L’art et la révolution

Richard Wagner

Extrait

La décadence de la tragédie se produit en même temps que la dissolution de l’État athénien. Tandis que l’âme collective se dispersait en mille directions égoïstes, se résolvait aussi en les différents éléments d’art qui la constituaient la grande œuvre d’art commune de la tragédie ; sur les ruines de la tragédie pleura avec un rire fou le poète comique Aristophane, et toute création d’art cessa finalement pour faire place aux graves méditations de la philosophie, qui réfléchit aux causes de l’instabilité de la beauté et de la force humaines.

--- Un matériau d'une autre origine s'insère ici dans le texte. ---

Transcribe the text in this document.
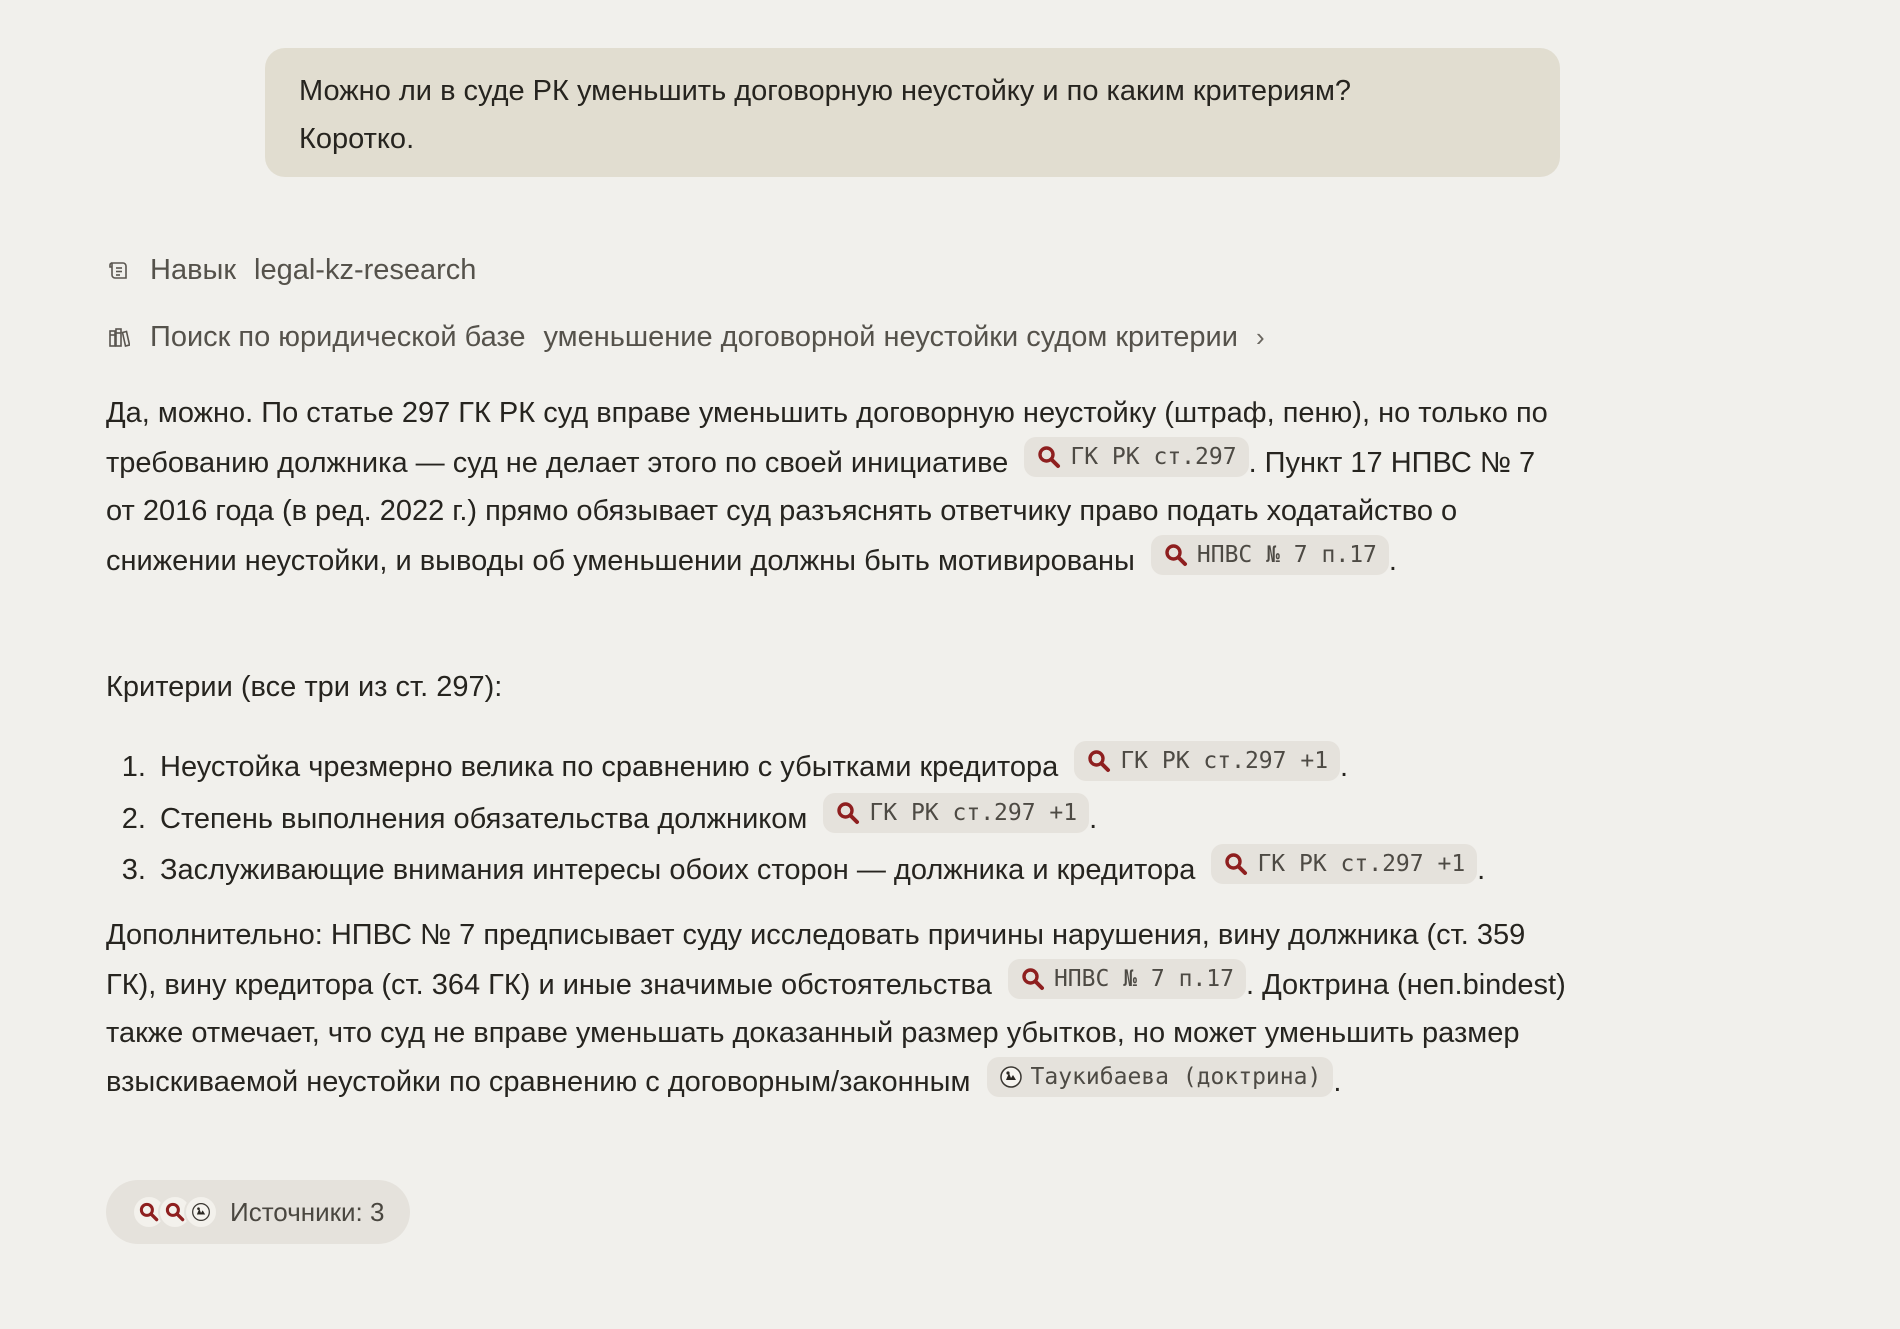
Можно ли в суде РК уменьшить договорную неустойку и по каким критериям?
Коротко.
Навык legal-kz-research
Поиск по юридической базе уменьшение договорной неустойки судом критерии ›
Да, можно. По статье 297 ГК РК суд вправе уменьшить договорную неустойку (штраф, пеню), но только по требованию должника — суд не делает этого по своей инициативе	ГК РК ст.297 . Пункт 17 НПВС № 7 от 2016 года (в ред. 2022 г.) прямо обязывает суд разъяснять ответчику право подать ходатайство о снижении неустойки, и выводы об уменьшении должны быть мотивированы	НПВС № 7 п.17 .
Критерии (все три из ст. 297):
1. Неустойка чрезмерно велика по сравнению с убытками кредитора	ГК РК ст.297 +1 .
2. Степень выполнения обязательства должником	ГК РК ст.297 +1 .
3. Заслуживающие внимания интересы обоих сторон — должника и кредитора	ГК РК ст.297 +1 .
Дополнительно: НПВС № 7 предписывает суду исследовать причины нарушения, вину должника (ст. 359 ГК), вину кредитора (ст. 364 ГК) и иные значимые обстоятельства	НПВС № 7 п.17 . Доктрина (неп.bindest) также отмечает, что суд не вправе уменьшать доказанный размер убытков, но может уменьшить размер взыскиваемой неустойки по сравнению с договорным/законным	Таукибаева (доктрина) .
Источники: 3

C’est à la philosophie, non à l’Art, qu’appartiennent les deux mille ans qui se sont écoulés depuis la mort de la tragédie grecque jusqu’à nos jours. De temps à autre il est vrai l’Art jeta des éclairs à travers la nuit de la pensée inassouvie, de la folie du doute qui possédait l’humanité ; mais ce n’étaient là que des cris de douleur et de joie de l’individu qui échappait au chaos général et, comme un étranger venant de lointaines contrées, égaré par bonheur, arrivait à la murmurante source solitaire de Castalie, et y trempait ses lèvres assoiffées sans pouvoir offrir au monde la boisson rafraîchissante ; ou bien l’Art servait l’une de ces idées, l’une de ces imaginations qui, tantôt plus mollement, tantôt plus durement, opprimaient l’humanité souffrante et enchaînaient la liberté de l’individu comme celle de la communauté ; jamais il n’était l’expression libre d’une communauté libre : car le véritable art est la liberté la plus haute et il ne peut proclamer que la liberté la plus haute, il ne peut laisser naître aucune autorité, aucun pouvoir, en un mot aucune force anti-artistique.

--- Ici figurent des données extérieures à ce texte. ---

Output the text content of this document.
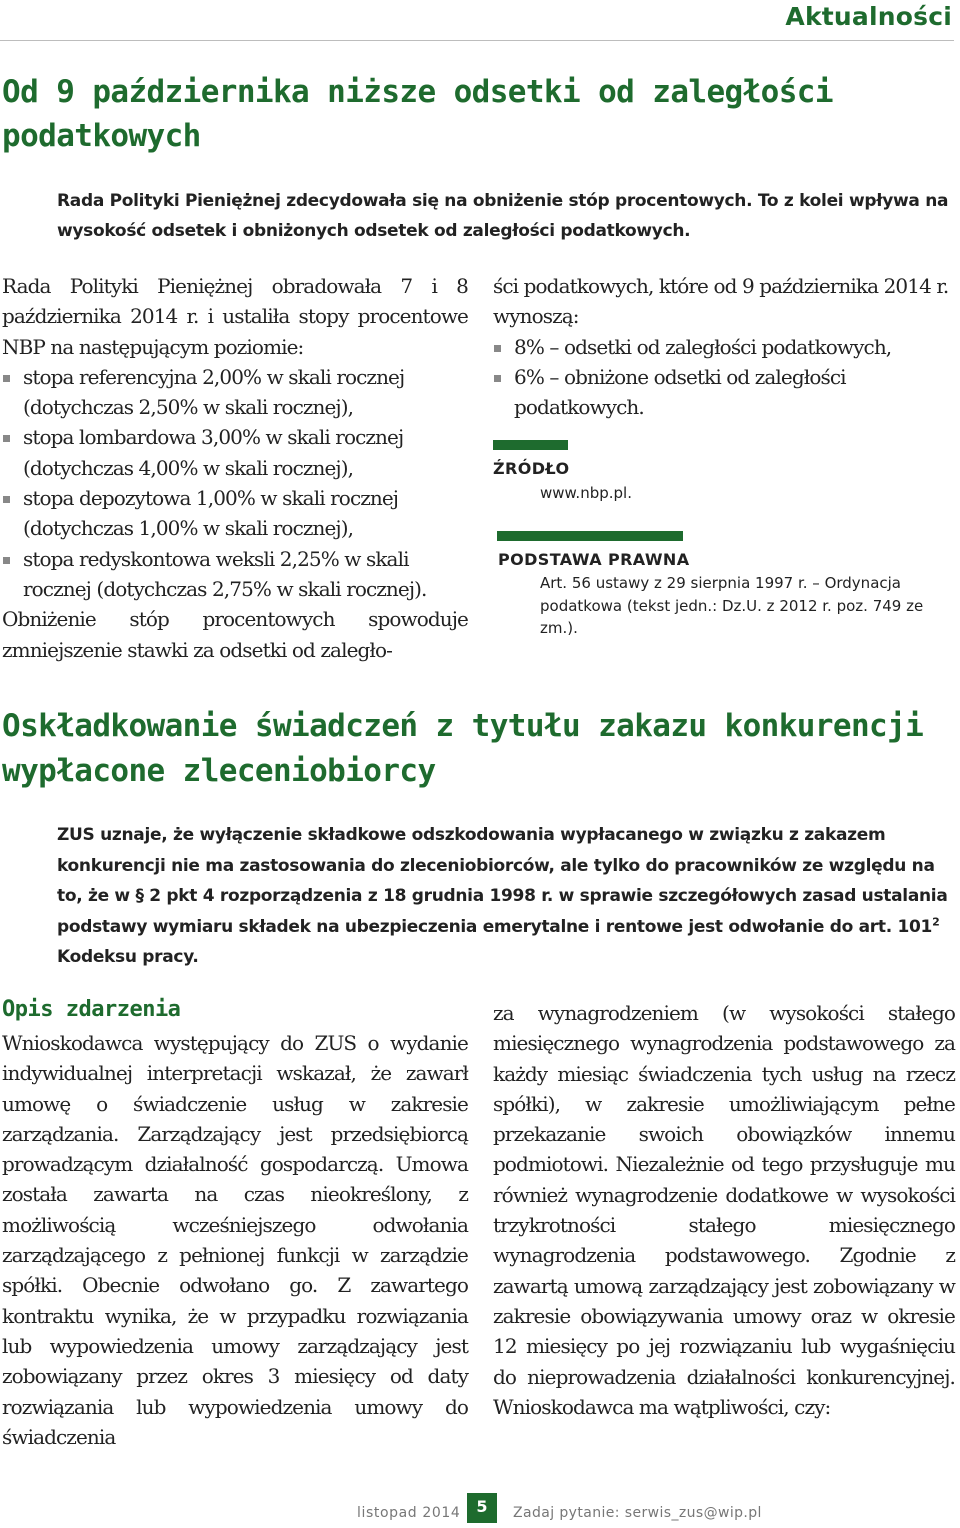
Aktualności
Od 9 października niższe odsetki od zaległości podatkowych

Rada Polityki Pieniężnej zdecydowała się na obniżenie stóp procentowych. To z kolei wpływa na wysokość odsetek i obniżonych odsetek od zaległości podatkowych.

Rada Polityki Pieniężnej obradowała 7 i 8 października 2014 r. i ustaliła stopy procentowe NBP na następującym poziomie:
stopa referencyjna 2,00% w skali rocznej (dotychczas 2,50% w skali rocznej),
stopa lombardowa 3,00% w skali rocznej (dotychczas 4,00% w skali rocznej),
stopa depozytowa 1,00% w skali rocznej (dotychczas 1,00% w skali rocznej),
stopa redyskontowa weksli 2,25% w skali rocznej (dotychczas 2,75% w skali rocznej).
Obniżenie stóp procentowych spowoduje zmniejszenie stawki za odsetki od zaległo-
ści podatkowych, które od 9 października 2014 r. wynoszą:
8% – odsetki od zaległości podatkowych,
6% – obniżone odsetki od zaległości podatkowych.
ŹRÓDŁO

www.nbp.pl.

PODSTAWA PRAWNA

Art. 56 ustawy z 29 sierpnia 1997 r. – Ordynacja podatkowa (tekst jedn.: Dz.U. z 2012 r. poz. 749 ze zm.).

Oskładkowanie świadczeń z tytułu zakazu konkurencji wypłacone zleceniobiorcy

ZUS uznaje, że wyłączenie składkowe odszkodowania wypłacanego w związku z zakazem konkurencji nie ma zastosowania do zleceniobiorców, ale tylko do pracowników ze względu na to, że w § 2 pkt 4 rozporządzenia z 18 grudnia 1998 r. w sprawie szczegółowych zasad ustalania podstawy wymiaru składek na ubezpieczenia emerytalne i rentowe jest odwołanie do art. $101^2$ Kodeksu pracy.

Opis zdarzenia
Wnioskodawca występujący do ZUS o wydanie indywidualnej interpretacji wskazał, że zawarł umowę o świadczenie usług w zakresie zarządzania. Zarządzający jest przedsiębiorcą prowadzącym działalność gospodarczą. Umowa została zawarta na czas nieokreślony, z możliwością wcześniejszego odwołania zarządzającego z pełnionej funkcji w zarządzie spółki. Obecnie odwołano go. Z zawartego kontraktu wynika, że w przypadku rozwiązania lub wypowiedzenia umowy zarządzający jest zobowiązany przez okres 3 miesięcy od daty rozwiązania lub wypowiedzenia umowy do świadczenia
za wynagrodzeniem (w wysokości stałego miesięcznego wynagrodzenia podstawowego za każdy miesiąc świadczenia tych usług na rzecz spółki), w zakresie umożliwiającym pełne przekazanie swoich obowiązków innemu podmiotowi. Niezależnie od tego przysługuje mu również wynagrodzenie dodatkowe w wysokości trzykrotności stałego miesięcznego wynagrodzenia podstawowego. Zgodnie z zawartą umową zarządzający jest zobowiązany w zakresie obowiązywania umowy oraz w okresie 12 miesięcy po jej rozwiązaniu lub wygaśnięciu do nieprowadzenia działalności konkurencyjnej. Wnioskodawca ma wątpliwości, czy:
listopad 2014	5	Zadaj pytanie: serwis_zus@wip.pl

Les Romains, dont l’art national avait précocement cédé à l’influence des arts grecs complètement développés, se firent servir par des architectes, des sculpteurs, des peintres grecs, leurs beaux esprits s’exercèrent à la rhétorique et à la versification grecques ; mais ils n’ouvrirent pas le grand théâtre populaire aux dieux et aux héros du mythe, aux libres danseurs et chanteurs du chœur sacré ; des bêtes féroces, des lions, des panthères et des éléphants devaient se déchirer dans l’amphithéâtre pour flatter les yeux romains ; des gladiateurs, esclaves dressés aux exercices de force et d’adresse, devaient réjouir de leurs râles les oreilles romaines.
Ces brutaux vainqueurs du monde ne se plaisaient qu’aux plus positives réalités, leur imagination ne pouvait s’assouvir que de la manière la plus matérielle. Les philosophes, qui fuyaient craintivement la vie publique, ils les laissaient se livrer en paix à l’abstraction ; publiquement même ils aimaient à s’abandonner à la plus concrète soif de meurtre, à voir paraître devant eux la souffrance humaine dans son absolue réalité physique.
Ces lutteurs et ces gladiateurs étaient les fils de toutes les nations d’Europe, et les rois, les nobles et le peuple de ces nations étaient tous également esclaves de l’empereur romain, qui leur prouvait ainsi pratiquement que tous les hommes étaient égaux : mais cet empereur à son tour voyait ses obéissants prétoriens lui montrer fort souvent d’une manière nette et tangible que lui-même n’était rien qu’un esclave.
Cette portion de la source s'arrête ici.